Gazetecilere dava açılması, Sözcü ve Halk TV’ye verilen 10 günlük karartma cezası ve bu kararın yargı tarafından durdurulması, toplumda adalet, güven, özgürlük duygusunu zedeledi.
Sadece CHP seçmeni değil, siyasi görüşü ne olursa olsun toplumun neredeyse tamamında bu ortamda “adalet duygusunun” artık hissedilmediğini dile getiriyor.
İktidarın bu algıyı yıkıp olumluya çevirmesi için tavrını biraz yumuşatması ve algıyı olumluya çevirecek adımlar atması gerekiyor.
*
Yargının Siyasallaşması: Karşılıklı Bir Sarmal
Cumhurbaşkanı Erdoğan’ın avukatlarının bu kadar çok sayıda kişiye dava açması, özellikle böyle bir siyasi atmosferde daha fazla gerilim yaratıyor.
CHP ise davaların siyasallaştığından şikâyet ederken, kendi içinden gelen açıklamalarla da bu süreci siyasal bir kriz haline getiriyor.
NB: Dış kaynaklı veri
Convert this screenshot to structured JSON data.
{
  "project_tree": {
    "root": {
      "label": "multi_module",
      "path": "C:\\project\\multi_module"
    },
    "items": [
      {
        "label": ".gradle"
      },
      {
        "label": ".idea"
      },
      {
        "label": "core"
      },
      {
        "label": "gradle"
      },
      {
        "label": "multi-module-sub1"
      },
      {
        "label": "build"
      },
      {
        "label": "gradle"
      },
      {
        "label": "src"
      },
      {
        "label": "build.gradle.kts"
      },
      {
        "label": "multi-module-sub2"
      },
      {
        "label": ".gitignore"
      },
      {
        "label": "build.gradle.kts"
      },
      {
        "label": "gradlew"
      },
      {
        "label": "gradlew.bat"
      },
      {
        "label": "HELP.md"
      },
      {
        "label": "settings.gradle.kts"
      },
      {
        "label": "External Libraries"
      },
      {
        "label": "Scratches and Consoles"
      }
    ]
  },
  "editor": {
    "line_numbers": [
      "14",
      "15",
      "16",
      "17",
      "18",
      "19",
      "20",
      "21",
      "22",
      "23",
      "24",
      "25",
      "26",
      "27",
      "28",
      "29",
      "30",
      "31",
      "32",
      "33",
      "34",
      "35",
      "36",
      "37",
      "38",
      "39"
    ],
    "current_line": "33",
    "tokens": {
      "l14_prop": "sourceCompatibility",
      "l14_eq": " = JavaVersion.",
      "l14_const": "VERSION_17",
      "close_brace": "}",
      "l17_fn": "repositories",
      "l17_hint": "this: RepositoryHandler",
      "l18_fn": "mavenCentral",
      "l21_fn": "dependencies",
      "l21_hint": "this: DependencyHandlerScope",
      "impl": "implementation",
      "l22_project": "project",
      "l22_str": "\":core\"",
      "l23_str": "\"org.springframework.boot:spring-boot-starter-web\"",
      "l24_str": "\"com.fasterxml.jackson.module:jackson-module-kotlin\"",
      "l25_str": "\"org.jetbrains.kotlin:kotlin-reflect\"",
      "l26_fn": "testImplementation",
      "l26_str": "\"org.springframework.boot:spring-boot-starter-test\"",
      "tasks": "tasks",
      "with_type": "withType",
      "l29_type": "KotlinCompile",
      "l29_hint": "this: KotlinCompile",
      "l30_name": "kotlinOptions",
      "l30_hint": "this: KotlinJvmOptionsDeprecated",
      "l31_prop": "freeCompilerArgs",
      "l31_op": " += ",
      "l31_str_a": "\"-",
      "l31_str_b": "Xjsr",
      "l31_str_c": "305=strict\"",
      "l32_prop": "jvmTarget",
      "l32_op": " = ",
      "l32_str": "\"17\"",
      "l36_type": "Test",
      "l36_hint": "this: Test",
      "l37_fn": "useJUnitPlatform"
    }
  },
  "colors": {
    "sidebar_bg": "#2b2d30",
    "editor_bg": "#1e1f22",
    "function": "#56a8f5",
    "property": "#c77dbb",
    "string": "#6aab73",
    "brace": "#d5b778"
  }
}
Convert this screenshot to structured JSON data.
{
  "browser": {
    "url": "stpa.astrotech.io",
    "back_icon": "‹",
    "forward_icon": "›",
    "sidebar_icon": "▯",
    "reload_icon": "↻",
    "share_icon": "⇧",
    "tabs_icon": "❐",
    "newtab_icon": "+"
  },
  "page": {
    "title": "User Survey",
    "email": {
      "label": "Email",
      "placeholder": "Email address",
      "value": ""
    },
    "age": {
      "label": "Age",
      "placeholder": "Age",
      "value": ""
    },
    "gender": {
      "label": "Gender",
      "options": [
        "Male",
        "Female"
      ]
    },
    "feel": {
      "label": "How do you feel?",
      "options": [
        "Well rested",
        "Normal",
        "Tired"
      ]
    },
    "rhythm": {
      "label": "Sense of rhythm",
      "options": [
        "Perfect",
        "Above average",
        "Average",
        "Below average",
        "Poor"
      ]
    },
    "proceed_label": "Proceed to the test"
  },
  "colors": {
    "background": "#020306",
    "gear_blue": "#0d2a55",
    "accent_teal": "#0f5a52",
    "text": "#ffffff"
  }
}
CHP'den gelen her açıklama, her sosyal medya paylaşımı, her iddia, yargı süreçlerine gölge düşürebiliyor.
Bu karşılıklı tırmanış, sadece hukukun değil Türkiye'deki siyasetin çökeceği bir kavganın izlerini taşıyor.
*
CHP’li belediyelere yönelik yolsuzluk iddialarında genel olarak “kaynak aktarımı” ve “ihale usulsüzlüğü” gibi temalar öne çıkıyor. Gözaltılar genellikle 24-48 saat sürerken, tutuklama yalnızca birkaç isimde uygulandı. Bazı dosyalarda delil yetersizliği eleştirilirken, soruşturmaların zamanlaması ve medya üzerinden yansıtılış biçimi kamuoyunda yargıya güveni daha da zedeliyor.